This morning I’m reacting to a "Dark Academia" post by
Johann Kurtz
. I never attended either Oxbridge or a New England Liberal Arts college. My closest approach was that when I was a grad student at UMass (2009-12) we would meet at Amherst College occasionally for the Five-College History Seminar. This would consist of an elegant dinner (mostly for faculty but some grad students were invited) followed by someone reading an article or monograph chapter. Discussion would ensue -- again mostly among the professionals but sometimes a pushy grad student like myself was indulged.
My impression of Oxbridge, I have to admit, comes mostly from fiction. A bit from Neal Stephenson's Baroque Cycle. A bit more from Philip Pullman. A lot from Douglas Adams. I particularly liked the slightly ironic but still appreciative view of dinner at the high table and especially of the porter who knew everybody's name, even decades later. Just a bonus, I suppose, that the first Dirk Gently story began its life as a Doctor Who episode.

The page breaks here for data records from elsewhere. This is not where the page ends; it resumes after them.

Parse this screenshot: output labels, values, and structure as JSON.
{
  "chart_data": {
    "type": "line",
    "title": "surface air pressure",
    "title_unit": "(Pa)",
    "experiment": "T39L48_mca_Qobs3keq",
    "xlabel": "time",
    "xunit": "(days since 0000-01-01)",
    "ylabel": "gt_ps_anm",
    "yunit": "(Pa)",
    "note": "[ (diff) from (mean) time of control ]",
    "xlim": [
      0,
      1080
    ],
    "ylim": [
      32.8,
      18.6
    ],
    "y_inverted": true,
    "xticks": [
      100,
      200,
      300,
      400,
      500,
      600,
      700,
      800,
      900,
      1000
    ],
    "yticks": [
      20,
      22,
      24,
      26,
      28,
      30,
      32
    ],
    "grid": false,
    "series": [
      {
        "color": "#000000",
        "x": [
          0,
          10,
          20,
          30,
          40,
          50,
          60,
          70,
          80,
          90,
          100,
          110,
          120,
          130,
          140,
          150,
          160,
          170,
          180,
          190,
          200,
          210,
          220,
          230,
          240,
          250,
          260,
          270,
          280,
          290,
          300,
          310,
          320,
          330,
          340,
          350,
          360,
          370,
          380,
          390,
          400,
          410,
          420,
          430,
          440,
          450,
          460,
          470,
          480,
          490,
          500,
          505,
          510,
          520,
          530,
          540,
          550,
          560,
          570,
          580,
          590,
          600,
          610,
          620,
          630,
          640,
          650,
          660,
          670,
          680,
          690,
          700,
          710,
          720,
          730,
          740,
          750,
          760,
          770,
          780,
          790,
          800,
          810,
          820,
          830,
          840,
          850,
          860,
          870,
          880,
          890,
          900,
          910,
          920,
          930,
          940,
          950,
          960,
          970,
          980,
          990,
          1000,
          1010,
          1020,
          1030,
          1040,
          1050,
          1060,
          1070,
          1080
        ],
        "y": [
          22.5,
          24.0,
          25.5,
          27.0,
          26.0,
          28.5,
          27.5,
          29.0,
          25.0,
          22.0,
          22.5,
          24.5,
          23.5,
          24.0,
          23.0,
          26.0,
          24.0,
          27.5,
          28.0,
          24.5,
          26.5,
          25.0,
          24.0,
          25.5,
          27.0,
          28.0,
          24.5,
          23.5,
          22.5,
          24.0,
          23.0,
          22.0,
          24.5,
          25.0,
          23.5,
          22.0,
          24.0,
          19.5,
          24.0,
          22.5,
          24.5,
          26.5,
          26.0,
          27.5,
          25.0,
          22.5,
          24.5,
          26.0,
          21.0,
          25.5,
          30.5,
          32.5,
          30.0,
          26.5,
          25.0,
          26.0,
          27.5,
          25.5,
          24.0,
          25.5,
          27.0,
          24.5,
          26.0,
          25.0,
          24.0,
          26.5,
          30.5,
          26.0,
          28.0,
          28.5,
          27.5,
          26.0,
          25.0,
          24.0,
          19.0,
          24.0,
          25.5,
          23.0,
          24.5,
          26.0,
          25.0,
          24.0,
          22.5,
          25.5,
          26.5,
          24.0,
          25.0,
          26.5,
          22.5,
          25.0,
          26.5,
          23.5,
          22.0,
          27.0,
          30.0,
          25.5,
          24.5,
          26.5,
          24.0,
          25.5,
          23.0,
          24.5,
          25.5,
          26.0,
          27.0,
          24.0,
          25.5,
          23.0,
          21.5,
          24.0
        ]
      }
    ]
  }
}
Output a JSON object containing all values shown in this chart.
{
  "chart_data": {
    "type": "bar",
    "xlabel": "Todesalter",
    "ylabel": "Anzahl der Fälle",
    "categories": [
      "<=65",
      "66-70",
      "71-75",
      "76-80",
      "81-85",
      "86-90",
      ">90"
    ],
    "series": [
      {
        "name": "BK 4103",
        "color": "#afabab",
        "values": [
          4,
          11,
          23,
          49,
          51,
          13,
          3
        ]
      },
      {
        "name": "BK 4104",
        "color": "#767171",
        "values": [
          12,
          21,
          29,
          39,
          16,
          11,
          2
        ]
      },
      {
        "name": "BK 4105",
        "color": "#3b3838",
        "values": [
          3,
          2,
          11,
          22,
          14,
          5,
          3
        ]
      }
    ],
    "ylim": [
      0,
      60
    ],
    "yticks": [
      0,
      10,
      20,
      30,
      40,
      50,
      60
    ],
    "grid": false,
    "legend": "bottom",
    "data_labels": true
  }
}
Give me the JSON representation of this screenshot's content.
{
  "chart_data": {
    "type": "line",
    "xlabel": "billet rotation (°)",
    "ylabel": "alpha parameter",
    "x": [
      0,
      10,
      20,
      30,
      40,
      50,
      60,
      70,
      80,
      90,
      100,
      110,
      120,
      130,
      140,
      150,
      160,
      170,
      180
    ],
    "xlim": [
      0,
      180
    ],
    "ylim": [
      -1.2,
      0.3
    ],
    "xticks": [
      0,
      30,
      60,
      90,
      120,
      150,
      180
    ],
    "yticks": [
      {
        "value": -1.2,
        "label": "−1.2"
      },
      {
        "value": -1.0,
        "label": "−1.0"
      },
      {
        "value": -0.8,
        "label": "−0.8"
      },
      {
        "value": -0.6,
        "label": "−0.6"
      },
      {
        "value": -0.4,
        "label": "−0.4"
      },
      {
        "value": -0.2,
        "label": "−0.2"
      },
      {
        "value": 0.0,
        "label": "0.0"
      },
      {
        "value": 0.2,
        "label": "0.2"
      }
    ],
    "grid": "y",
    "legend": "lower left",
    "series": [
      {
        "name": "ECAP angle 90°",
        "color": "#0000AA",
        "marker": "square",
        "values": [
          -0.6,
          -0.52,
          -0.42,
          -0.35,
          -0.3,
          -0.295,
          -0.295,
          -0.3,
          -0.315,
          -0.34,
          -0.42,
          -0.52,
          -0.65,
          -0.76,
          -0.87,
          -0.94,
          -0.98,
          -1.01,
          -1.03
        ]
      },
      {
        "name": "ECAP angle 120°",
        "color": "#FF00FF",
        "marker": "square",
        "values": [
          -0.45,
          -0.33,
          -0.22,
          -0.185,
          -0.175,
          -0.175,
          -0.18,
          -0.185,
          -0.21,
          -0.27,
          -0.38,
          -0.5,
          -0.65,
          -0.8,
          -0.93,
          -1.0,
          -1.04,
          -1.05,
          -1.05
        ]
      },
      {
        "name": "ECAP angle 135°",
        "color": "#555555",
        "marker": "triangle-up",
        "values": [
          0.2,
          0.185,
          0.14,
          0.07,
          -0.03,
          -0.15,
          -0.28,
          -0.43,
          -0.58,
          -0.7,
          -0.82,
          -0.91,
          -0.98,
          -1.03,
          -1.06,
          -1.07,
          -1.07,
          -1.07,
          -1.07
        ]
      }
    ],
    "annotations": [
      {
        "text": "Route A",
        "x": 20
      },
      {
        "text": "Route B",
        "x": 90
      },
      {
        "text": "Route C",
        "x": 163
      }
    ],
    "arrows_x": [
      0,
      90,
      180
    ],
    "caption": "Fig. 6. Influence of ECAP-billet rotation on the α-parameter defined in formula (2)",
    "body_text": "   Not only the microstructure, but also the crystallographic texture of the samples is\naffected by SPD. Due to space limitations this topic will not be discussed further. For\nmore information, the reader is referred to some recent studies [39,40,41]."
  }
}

And I think Johann makes a good point about the things we have lost in Higher Ed. "There is no room for dress codes (elitist), beautiful architecture (expensive), tradition (racist), or cubby holes (inefficient). What identities are on offer in the modern university - sexual and other minorities - are resentful and ugly." On the other hand, Cecil Rhodes got his imperialist colonial worldview from a lecture on art by John Ruskin at Oxford which in retrospect could be called a bit ugly. So let's not look at the past through rose-colored glasses.
The idea seems to be that a sense of belonging must be exclusive, but doesn't this strike you as an easy way out of hard work? How would a graduate seminar with Richard Feynman feel different from an invitation to Hogwarts? I imagine it would feel no less special to be invited into what would be considered an elite assembly. But better, because it would have been based on achievement rather than on an unearned specialness one was just born with. What I think attracts us to Hogwarts, sad to say, is a desire to be special without working for it. So I disagree with the statement that "Rowling's school does not cater to your identity". Seems to me "You're a wizard, Harry!" is the ultimate statement of identity. The "otherness" just hides the "parallels with the aristocracy"; partly because we don't know Harry is an aristocrat at the beginning of the story, so we mistake him for an underdog.
One of the things I think is really influential in this romanticization of the "otherness" of bygone eras of elite Higher Ed and the desire to remake them today is this sense of unearned specialness, which I don't think we should pursue. But another is a sense that the educational experience is happening in a slightly different world or on a slightly elevated plane of being than the day-to-day realities of "Muggle" life. This is much harder to achieve these days, and it's not only a problem of brutalist architecture. Higher Education is pursued by so many people who don't have previously-unknown piles of gold available to them, giving them the opportunity to pursue only what interests them. Even elite institutions are filled with people who are (or their families are) mortgaging their futures in order to even attend. And most of the people at less-than-elite universities, colleges, and technical schools are firmly embedded in all the struggles of real life. So where and when are they going to experience that feeling of magic?
I'd suggest their best chance of reaching that feeling (which is really about community, I think) would be through achievement rather than identity. Meritocracy is a dirty word today, and I agree there are unequal opportunities that make it much more of an ideal than a reality. I'd argue that building identity groups on other distinctions (skin color, religion, gender) may improve the equity of the on-ramps. But then the person needs to walk the road. It's not enough to just sit in an identity group and claim benefits forever; just as it wasn't okay for Rhodes to extrapolate from his position of privilege that the world would be better off if Englishmen like himself were running more of it, so why not create a secret society to take back the colonies in North America?
All that said, how do we create communities where regular people rather than hereditary wizards can develop a sense of community and of the special nature of the education they're pursuing? I've had students from single-parent, working-class homes, at a very pedestrian little university where more than half our students are first-generation collegiates. These students, with seemingly no inherited advantages, have earned McNair scholarships and given presentations at national conferences. Then have gone on to graduate school. It doesn't work for everyone. There are so few jobs for professional historians that I hesitate to recommend it as a career goal. Can we create more experiences that will provide people a taste of this special feeling of belonging to a community where learning is valued? Where the feeling is associated with the work? And not with simply "being a wizard"? Can we do this outside the academy, so people who can’t attend college can join the community? Seems like that's a code we'll need to crack, if we want to return to the substance of higher education rather than just the style.